The play is one of my favourites but it was new to W. Fortunately, it was a very entertaining, well-paced production that maintained a lightness that complemented the dreamy surrealism of Beckett’s text. Michael Cabot has directed dozens of touring shows of which I have only heard good things but this was the first that I have seen. I will watch out for London Classic Theatre in future.
In some ways Bek Palmer's set design contained both my favourite and the most annoying aspects of the show. A heap of slates stands on a maze of stepping stones with a three trees hanging with their twisted roots visible. The stepping stones provide an inherent constraint on the characters' movement that provides subtle visual reward without resorting to acrobatics or dance. The whole effect is of a marshy wilderness. All this wonder, however, was fractured for me by the presence of some half a dozen darkly patinated mirrors in tarnished gilt frames. These alien objects made explicit the designer's view that the play is in a dream world whereas the text is deliberately ambiguous and part of its appeal is the duality of reality and imagination. Are we seeing a physical world or a shared fantasy inside a character's head? And which character's fantasy are we living? Both Vladimir and Estragon have unreliable memories.
Peter Cadden (Vladimir) and Richard Heap (Estragon) conveyed this uncertainty and the fractious love between the characters with magnificently understated clowning. They delivered Beckett's eloquence with complete conviction and an engaging air of bewildered frustration. When Pozzo arrives (played by Jonathan Ashley) he had the manner of a ringmaster whose sanity is fragile at best. It was a smart counterpoint to the bumbling intellect of the two tramps. Michael Keane gave a masterly performance as his servant Lucky but this too was a design and directorial misstep. Lucky's whiteface makeup, his absurd wig, and the extremity of his trembling were too obviously absurd for my taste. Keane's delivery of Lucky's rambling monologue was, however, the zenith of the show; his verbal energy and striking determination to complete his disturblingly incoherent yet comprehensible speech was a tour de force. Even the fifth member of the company (the oft overlooked messenger boy played by Sonja Zobel) gave a finely observed performance.
During the interview and after the show we discussed its meanings and values with two ladies in the row before ours.
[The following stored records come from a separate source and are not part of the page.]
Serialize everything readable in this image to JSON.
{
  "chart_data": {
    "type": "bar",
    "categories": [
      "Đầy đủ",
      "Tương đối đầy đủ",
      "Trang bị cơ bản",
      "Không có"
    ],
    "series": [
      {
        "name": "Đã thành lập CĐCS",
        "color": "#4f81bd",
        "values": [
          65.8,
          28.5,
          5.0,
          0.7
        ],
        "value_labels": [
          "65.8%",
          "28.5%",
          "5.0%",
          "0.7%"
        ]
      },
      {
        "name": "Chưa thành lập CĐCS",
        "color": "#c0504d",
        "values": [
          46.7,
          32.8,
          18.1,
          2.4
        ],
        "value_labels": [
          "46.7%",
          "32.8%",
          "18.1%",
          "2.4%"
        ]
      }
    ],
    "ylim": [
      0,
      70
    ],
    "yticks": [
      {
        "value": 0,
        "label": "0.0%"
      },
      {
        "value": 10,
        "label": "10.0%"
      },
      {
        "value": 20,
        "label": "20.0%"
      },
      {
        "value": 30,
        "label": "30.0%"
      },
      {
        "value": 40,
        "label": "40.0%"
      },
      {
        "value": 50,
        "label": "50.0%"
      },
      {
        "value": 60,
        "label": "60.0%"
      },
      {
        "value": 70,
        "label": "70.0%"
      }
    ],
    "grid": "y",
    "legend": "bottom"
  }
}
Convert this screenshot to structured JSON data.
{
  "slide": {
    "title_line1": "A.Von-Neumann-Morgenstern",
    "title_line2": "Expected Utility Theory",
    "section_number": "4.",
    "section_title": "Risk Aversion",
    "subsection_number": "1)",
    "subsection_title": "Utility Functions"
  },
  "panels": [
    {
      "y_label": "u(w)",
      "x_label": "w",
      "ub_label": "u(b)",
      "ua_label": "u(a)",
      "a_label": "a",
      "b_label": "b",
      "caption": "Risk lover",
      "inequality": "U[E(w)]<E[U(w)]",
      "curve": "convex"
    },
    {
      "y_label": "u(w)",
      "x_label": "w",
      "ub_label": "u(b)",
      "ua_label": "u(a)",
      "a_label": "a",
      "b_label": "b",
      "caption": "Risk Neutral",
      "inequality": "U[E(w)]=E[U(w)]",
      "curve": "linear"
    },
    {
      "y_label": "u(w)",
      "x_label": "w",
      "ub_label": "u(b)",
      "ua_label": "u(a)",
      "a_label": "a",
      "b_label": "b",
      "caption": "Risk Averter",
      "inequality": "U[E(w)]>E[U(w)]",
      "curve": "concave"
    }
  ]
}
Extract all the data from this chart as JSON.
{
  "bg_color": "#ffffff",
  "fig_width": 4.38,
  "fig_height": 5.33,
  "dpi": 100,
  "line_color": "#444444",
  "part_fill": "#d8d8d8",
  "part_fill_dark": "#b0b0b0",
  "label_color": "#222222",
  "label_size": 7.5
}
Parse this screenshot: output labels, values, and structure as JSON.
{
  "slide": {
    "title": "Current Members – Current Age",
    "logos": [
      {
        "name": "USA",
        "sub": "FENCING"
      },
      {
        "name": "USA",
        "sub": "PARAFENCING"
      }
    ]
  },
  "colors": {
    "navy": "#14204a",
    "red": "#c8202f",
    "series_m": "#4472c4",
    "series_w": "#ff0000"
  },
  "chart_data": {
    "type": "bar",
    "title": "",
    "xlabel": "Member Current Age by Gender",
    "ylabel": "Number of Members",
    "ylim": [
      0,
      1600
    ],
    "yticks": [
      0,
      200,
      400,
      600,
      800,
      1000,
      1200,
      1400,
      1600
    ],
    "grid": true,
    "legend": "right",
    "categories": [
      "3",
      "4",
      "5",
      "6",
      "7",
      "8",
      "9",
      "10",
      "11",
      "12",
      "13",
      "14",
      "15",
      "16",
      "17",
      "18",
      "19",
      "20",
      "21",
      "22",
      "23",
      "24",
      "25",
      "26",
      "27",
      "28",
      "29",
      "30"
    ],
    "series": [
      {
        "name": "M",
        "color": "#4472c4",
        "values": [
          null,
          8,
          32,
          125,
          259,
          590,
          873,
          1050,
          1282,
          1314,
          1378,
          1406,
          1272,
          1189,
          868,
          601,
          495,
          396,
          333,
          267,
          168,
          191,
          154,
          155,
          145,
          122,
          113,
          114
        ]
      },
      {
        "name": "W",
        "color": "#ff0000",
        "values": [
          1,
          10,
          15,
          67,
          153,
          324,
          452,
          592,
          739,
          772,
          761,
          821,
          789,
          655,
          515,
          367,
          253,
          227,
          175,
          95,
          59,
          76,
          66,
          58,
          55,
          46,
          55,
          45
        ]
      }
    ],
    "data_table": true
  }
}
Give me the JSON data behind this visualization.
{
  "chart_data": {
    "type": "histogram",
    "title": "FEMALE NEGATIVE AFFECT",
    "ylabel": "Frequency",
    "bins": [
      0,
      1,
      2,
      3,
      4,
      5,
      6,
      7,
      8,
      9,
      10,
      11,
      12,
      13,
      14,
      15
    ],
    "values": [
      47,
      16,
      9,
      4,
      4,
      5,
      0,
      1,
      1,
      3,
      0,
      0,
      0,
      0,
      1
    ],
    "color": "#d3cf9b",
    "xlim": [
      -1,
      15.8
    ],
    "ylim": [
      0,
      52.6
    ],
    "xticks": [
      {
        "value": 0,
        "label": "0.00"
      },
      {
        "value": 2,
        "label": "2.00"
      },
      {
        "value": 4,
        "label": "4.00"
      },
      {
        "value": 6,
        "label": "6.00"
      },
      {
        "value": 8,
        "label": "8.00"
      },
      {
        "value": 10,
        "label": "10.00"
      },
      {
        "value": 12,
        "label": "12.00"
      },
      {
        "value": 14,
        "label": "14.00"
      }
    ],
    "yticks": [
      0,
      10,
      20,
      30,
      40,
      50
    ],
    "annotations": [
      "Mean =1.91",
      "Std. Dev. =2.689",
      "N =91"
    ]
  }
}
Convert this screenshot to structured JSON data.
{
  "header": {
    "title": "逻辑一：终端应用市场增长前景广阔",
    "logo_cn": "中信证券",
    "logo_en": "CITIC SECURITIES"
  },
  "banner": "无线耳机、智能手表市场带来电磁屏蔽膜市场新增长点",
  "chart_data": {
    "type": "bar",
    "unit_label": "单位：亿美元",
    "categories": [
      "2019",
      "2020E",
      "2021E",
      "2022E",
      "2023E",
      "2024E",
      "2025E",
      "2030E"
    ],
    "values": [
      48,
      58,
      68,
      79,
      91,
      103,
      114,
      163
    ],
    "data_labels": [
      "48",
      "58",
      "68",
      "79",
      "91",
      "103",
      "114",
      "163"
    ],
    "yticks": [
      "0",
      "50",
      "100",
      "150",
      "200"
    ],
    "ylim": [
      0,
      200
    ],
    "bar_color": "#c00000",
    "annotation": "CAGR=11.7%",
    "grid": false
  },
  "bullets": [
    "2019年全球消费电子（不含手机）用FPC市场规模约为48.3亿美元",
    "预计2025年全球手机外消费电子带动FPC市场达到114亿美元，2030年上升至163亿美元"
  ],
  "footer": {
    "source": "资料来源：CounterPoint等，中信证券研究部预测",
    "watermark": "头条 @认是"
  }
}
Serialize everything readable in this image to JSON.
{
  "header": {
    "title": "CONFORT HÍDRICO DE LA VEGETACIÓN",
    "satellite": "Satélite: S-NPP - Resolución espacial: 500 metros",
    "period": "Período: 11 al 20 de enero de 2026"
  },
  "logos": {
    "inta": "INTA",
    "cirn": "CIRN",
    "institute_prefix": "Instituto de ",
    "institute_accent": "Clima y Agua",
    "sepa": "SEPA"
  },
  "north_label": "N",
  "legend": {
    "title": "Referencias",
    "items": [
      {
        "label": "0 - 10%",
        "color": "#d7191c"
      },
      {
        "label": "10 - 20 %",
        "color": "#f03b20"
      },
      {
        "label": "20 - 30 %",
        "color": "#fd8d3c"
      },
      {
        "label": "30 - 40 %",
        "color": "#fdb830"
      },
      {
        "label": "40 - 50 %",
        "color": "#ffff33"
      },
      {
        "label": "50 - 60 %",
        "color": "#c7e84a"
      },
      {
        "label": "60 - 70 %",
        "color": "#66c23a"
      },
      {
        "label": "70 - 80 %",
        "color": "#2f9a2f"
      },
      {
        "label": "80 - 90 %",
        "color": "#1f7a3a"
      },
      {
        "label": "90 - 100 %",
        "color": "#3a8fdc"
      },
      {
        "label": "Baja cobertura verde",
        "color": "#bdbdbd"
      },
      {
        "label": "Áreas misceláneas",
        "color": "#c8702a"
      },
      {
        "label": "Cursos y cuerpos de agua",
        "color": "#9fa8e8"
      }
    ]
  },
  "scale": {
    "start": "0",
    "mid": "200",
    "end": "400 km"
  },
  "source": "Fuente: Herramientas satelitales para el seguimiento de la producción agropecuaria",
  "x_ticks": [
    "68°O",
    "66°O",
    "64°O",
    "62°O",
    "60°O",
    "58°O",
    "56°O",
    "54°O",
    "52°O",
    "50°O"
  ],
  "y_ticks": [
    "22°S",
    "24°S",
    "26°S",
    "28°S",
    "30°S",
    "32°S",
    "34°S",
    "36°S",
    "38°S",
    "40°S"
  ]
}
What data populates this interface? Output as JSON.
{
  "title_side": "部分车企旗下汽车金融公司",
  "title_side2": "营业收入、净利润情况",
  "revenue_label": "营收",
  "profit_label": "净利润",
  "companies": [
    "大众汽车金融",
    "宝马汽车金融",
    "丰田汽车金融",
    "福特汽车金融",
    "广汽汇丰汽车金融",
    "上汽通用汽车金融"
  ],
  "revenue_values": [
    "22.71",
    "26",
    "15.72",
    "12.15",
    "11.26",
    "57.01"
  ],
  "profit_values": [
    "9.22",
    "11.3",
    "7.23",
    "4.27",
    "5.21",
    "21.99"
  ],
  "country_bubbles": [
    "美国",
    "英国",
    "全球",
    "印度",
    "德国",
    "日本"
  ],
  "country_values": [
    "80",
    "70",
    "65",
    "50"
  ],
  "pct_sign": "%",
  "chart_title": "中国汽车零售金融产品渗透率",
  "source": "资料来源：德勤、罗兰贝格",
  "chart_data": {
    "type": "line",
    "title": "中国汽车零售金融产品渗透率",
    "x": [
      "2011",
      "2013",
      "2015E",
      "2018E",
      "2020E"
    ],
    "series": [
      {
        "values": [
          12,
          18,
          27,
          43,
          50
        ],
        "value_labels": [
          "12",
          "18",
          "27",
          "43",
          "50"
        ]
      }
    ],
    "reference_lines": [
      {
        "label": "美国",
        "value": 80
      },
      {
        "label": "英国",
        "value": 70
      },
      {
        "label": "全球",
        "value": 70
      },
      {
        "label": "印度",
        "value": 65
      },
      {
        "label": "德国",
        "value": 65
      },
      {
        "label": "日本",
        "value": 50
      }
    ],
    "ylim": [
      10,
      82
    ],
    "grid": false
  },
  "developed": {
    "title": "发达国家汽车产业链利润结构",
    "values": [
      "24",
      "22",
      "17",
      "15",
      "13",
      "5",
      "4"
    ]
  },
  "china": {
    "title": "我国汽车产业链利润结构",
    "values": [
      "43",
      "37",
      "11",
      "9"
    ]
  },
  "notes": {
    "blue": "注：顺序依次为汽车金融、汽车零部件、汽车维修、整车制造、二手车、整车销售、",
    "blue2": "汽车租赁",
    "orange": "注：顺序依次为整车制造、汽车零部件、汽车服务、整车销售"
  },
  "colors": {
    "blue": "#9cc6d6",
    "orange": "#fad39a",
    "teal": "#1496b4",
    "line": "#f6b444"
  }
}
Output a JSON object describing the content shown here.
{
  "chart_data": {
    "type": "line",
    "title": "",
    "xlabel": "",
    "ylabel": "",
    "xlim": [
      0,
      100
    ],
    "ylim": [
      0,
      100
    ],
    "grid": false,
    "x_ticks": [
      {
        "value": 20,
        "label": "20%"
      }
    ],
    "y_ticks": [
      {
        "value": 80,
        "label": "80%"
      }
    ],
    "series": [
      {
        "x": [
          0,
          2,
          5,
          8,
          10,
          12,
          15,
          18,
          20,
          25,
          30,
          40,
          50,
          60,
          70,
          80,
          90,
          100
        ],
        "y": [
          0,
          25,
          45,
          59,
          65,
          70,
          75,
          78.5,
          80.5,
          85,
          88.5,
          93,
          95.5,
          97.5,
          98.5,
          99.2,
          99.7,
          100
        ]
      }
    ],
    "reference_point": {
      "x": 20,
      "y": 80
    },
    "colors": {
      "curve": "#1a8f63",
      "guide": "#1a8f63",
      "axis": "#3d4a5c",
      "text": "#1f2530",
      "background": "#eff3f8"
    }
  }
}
They had both seen it before about fifty years ago and they were still delighted by its mysterious contradictions and wilful obscurity. As was I.
I went to see Sweet Charity, the musical, at the New Wolsey Theatre. W saw it last week and loved it so I had high hopes but a couple of people (who are not keen on musicals) had been dismissive. The lead was played by Katie Birtill, who was new to me but has real star-quality. She grabbed my attention whenever she was on stage as the eternally optimistic unlucky Charity. She was, by turns, vulnerable, funny, and resilient. There really were no weak links in the casting. I liked James Haggie's rendition of her anxious swain Oscar, and Dan De Cruz's exuberant cult leader when leading The Rhythm of Life. The show's songs are now better known than the musical as a whole: most people know Big Spender and If My Friends Could See Me Now. Cy Coleman's music is masterly and it was pleasing to notice a little snatch of melody that would emerge as the song Love Makes Such Fools of us All in Barnum, about fourteen years after Sweet Charity. The use of actor-musician has become a rather tired trope of Peter Rowe's shows at the Wolsey but here it gained a new lease of life by confining such roles to minor parts and by having the instruments on the main stage only occasionally. With an unusually large cast of seventeen, this was very effective. Libby Watson's set design uses large electronic displays to generate bright illuminated advertising-style displays redolent of Times Square. The costumes were striking but unobtrusive and the realisation of the lake in the park that is the setting for some critical scenes was technical genius. On the whole this was a creative masterclass in all departments. Neil Simon, Cy Coleman, and Dorothy Fields provided magnificent material and the Wolsey team have imbued it with glittering witty brilliance some fifty years later.